L'inconvénient, quand on a découvert un auteur que l'on apprécie particulièrement et dont on a décidé de lire toute la production, c'est qu'il arrive un moment où on a tout lu. Et même relu parfois. Souvent même. Et du coup, la filière s'épuise de façon irrémédiable. Alors, on se met parfois à écrire à son tour, parce qu'on ne trouve plus ce ton, ce style, cet univers qui nous plaisait tant. Parce que des Brautigan, on n'en rencontre pas tous les jours. 

"L'avortement" a été écrit en 1971 et reste un (court) roman très connu de son auteur par l'idée qu'il y développe de cette bibliothèque imaginaire qui accepterait de mettre en rayons tous les manuscrits refusés ailleurs. Récemment encore, David Foenkinos a repris cette idée dans son roman "Le mystère Henri Pick" paru chez Gallimard. 
Mais cette idée, toute excellente qu'elle soit, ne constitue pas le seul intérêt de ce roman de Brautigan qui fait partie des derniers ouvrages de l'auteur que je n'avais pas encore lu. On y retrouve le style poétique à nul autre pareil de l'écrivain américain, ses métaphores décalées et pleines de sons et de lumières. 
Les femmes, grande obsession de Brautigan, sont bien sûr très présentes, une femme en particulier, belle à en faire mourir d'émoi bien des hommes, mais qui pourtant choisi ce petit bibliothécaire et qui va même tomber enceinte.
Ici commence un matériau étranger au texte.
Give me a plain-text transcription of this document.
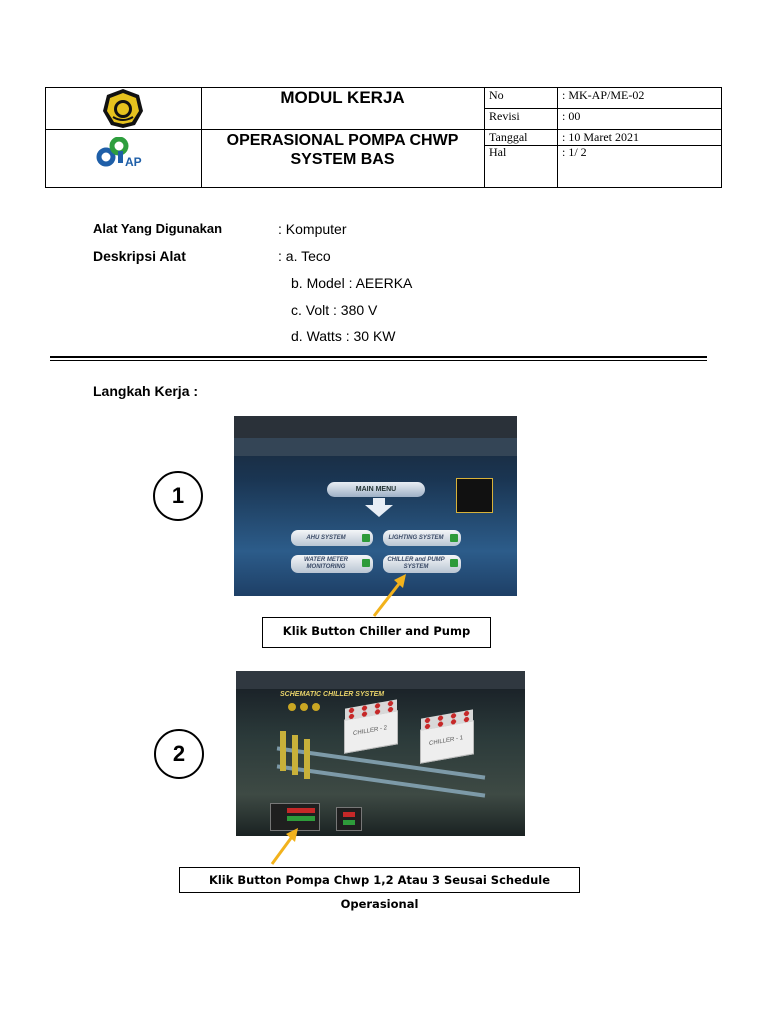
AP
MODUL KERJA
OPERASIONAL POMPA CHWP
SYSTEM BAS
No	: MK-AP/ME-02
Revisi	: 00
Tanggal	: 10 Maret 2021
Hal	: 1/ 2
Alat Yang Digunakan	: Komputer
Deskripsi Alat	: a. Teco
b. Model : AEERKA
c. Volt : 380 V
d. Watts : 30 KW
Langkah Kerja :
1	MAIN MENU
AHU SYSTEM	LIGHTING SYSTEM
WATER METER MONITORING
CHILLER and PUMP SYSTEM
Klik Button Chiller and Pump
2
SCHEMATIC CHILLER SYSTEM
CHILLER - 2
CHILLER - 1
Klik Button Pompa Chwp 1,2 Atau 3 Seusai Schedule Operasional
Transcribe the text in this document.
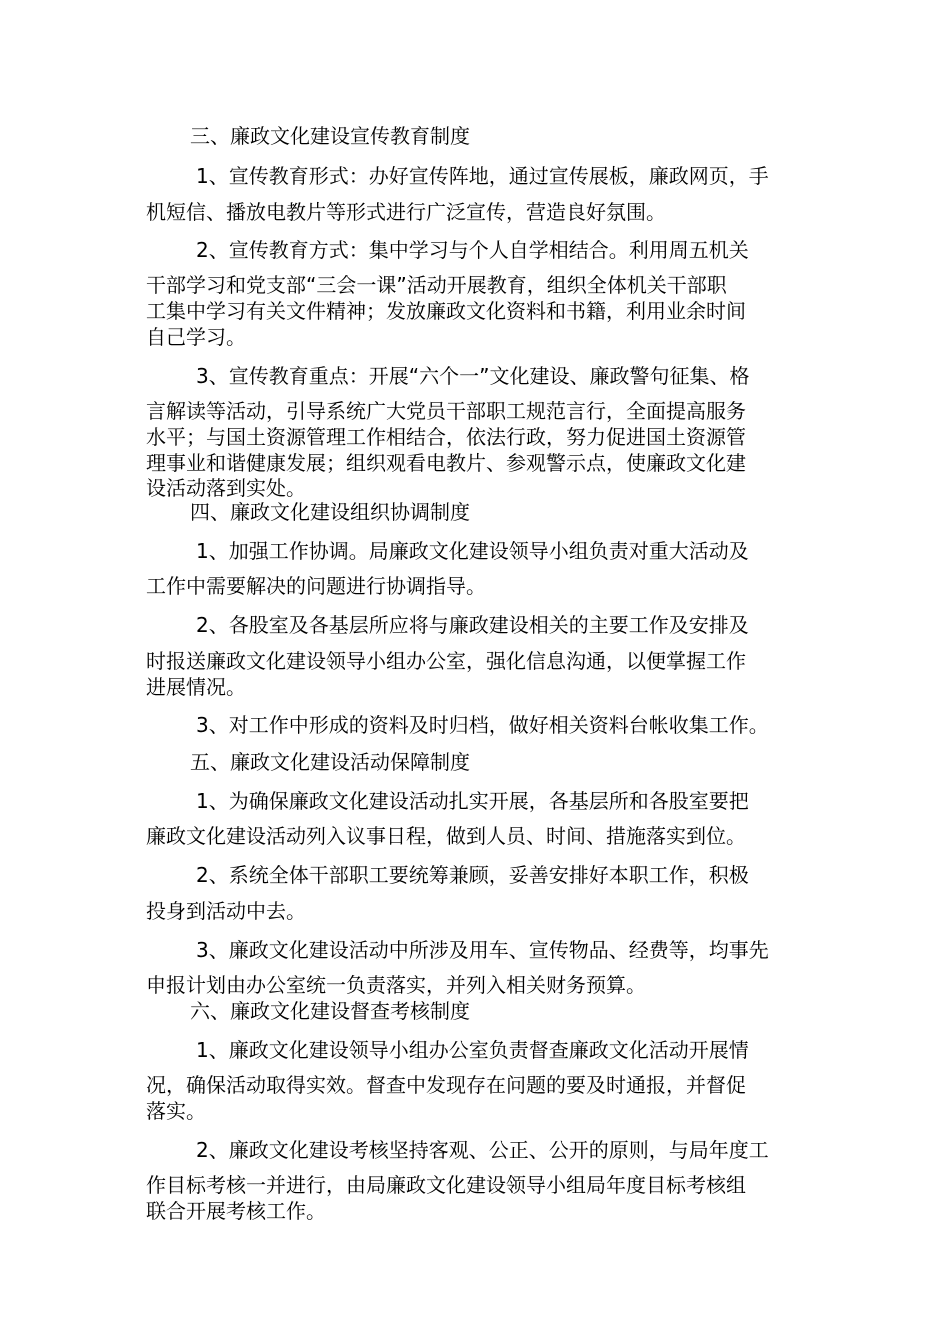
三、廉政文化建设宣传教育制度

1、宣传教育形式：办好宣传阵地，通过宣传展板，廉政网页，手

机短信、播放电教片等形式进行广泛宣传，营造良好氛围。

2、宣传教育方式：集中学习与个人自学相结合。利用周五机关

干部学习和党支部“三会一课”活动开展教育，组织全体机关干部职

工集中学习有关文件精神；发放廉政文化资料和书籍，利用业余时间

自己学习。

3、宣传教育重点：开展“六个一”文化建设、廉政警句征集、格

言解读等活动，引导系统广大党员干部职工规范言行，全面提高服务

水平；与国土资源管理工作相结合，依法行政，努力促进国土资源管

理事业和谐健康发展；组织观看电教片、参观警示点，使廉政文化建

设活动落到实处。

四、廉政文化建设组织协调制度

1、加强工作协调。局廉政文化建设领导小组负责对重大活动及

工作中需要解决的问题进行协调指导。

2、各股室及各基层所应将与廉政建设相关的主要工作及安排及

时报送廉政文化建设领导小组办公室，强化信息沟通，以便掌握工作

进展情况。

3、对工作中形成的资料及时归档，做好相关资料台帐收集工作。

五、廉政文化建设活动保障制度

1、为确保廉政文化建设活动扎实开展，各基层所和各股室要把

廉政文化建设活动列入议事日程，做到人员、时间、措施落实到位。

2、系统全体干部职工要统筹兼顾，妥善安排好本职工作，积极

投身到活动中去。

3、廉政文化建设活动中所涉及用车、宣传物品、经费等，均事先

申报计划由办公室统一负责落实，并列入相关财务预算。

六、廉政文化建设督查考核制度

1、廉政文化建设领导小组办公室负责督查廉政文化活动开展情

况，确保活动取得实效。督查中发现存在问题的要及时通报，并督促

落实。

2、廉政文化建设考核坚持客观、公正、公开的原则，与局年度工

作目标考核一并进行，由局廉政文化建设领导小组局年度目标考核组

联合开展考核工作。
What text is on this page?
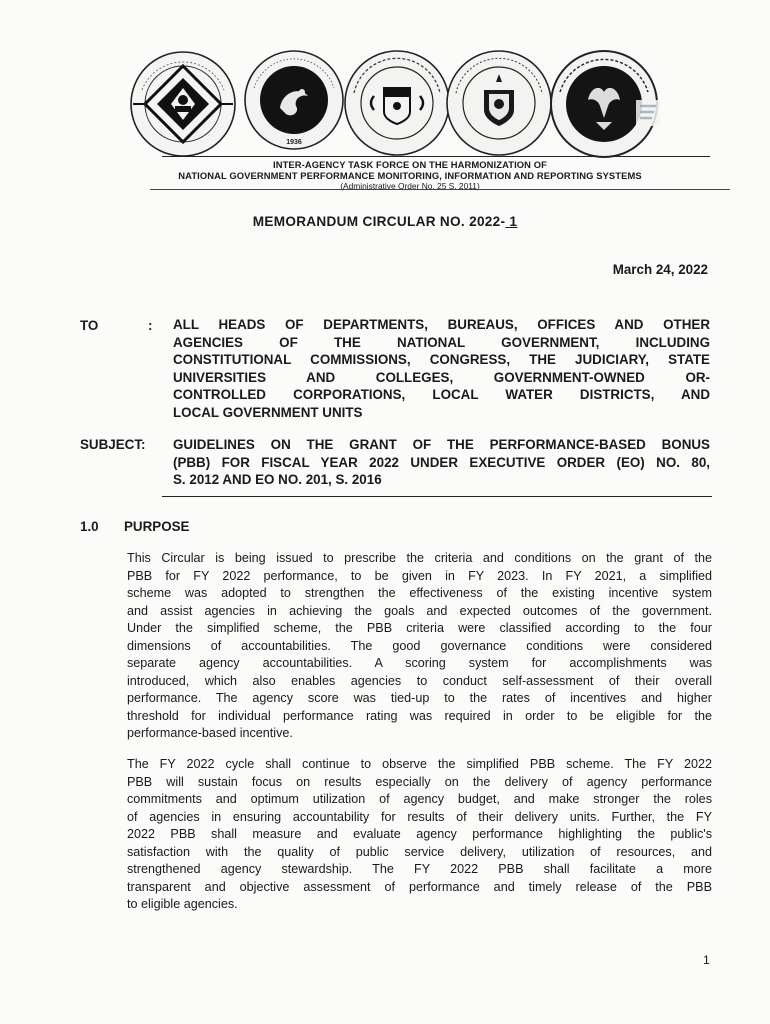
1936
INTER-AGENCY TASK FORCE ON THE HARMONIZATION OF
NATIONAL GOVERNMENT PERFORMANCE MONITORING, INFORMATION AND REPORTING SYSTEMS
(Administrative Order No. 25 S. 2011)
MEMORANDUM CIRCULAR NO. 2022- 1
March 24, 2022
TO	: ALL HEADS OF DEPARTMENTS, BUREAUS, OFFICES AND OTHER
AGENCIES OF THE NATIONAL GOVERNMENT, INCLUDING
CONSTITUTIONAL COMMISSIONS, CONGRESS, THE JUDICIARY, STATE
UNIVERSITIES AND COLLEGES, GOVERNMENT-OWNED OR-
CONTROLLED CORPORATIONS, LOCAL WATER DISTRICTS, AND
LOCAL GOVERNMENT UNITS
SUBJECT: GUIDELINES ON THE GRANT OF THE PERFORMANCE-BASED BONUS
(PBB) FOR FISCAL YEAR 2022 UNDER EXECUTIVE ORDER (EO) NO. 80,
S. 2012 AND EO NO. 201, S. 2016
1.0 PURPOSE
This Circular is being issued to prescribe the criteria and conditions on the grant of the
PBB for FY 2022 performance, to be given in FY 2023. In FY 2021, a simplified
scheme was adopted to strengthen the effectiveness of the existing incentive system
and assist agencies in achieving the goals and expected outcomes of the government.
Under the simplified scheme, the PBB criteria were classified according to the four
dimensions of accountabilities. The good governance conditions were considered
separate agency accountabilities. A scoring system for accomplishments was
introduced, which also enables agencies to conduct self-assessment of their overall
performance. The agency score was tied-up to the rates of incentives and higher
threshold for individual performance rating was required in order to be eligible for the
performance-based incentive.
The FY 2022 cycle shall continue to observe the simplified PBB scheme. The FY 2022
PBB will sustain focus on results especially on the delivery of agency performance
commitments and optimum utilization of agency budget, and make stronger the roles
of agencies in ensuring accountability for results of their delivery units. Further, the FY
2022 PBB shall measure and evaluate agency performance highlighting the public's
satisfaction with the quality of public service delivery, utilization of resources, and
strengthened agency stewardship. The FY 2022 PBB shall facilitate a more
transparent and objective assessment of performance and timely release of the PBB
to eligible agencies.
1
Le titre du roman révèle bien sûr l'intrigue de l'histoire mais en aucun cas la poésie, les trésors d'inventivité syntaxique et de situation que l'auteur sait mettre en oeuvre. Fragilité des êtres, sensibilité de leurs relations, tendresse pour les personnalités décalées : la patte Brautigan fait toujours recette. 
Bon je vous l'accorde, je suis fan de l'auteur donc mon avis est forcément orienté. 

Extraits : 
"Les toilettes étaient si élégantes que j'avais l'impression que j'aurai du me mettre en smoking pour pour pisser un coup".
"C'est une décision difficile à prendre, s'il faut commencer une fille par le haut ou par le bas."
" Il fallait que je prenne ce corps étendu devant moi et que j’enlève ses vêtements de manière que nous puissions joindre nos corps comme un pont au-dessus d’un abîme."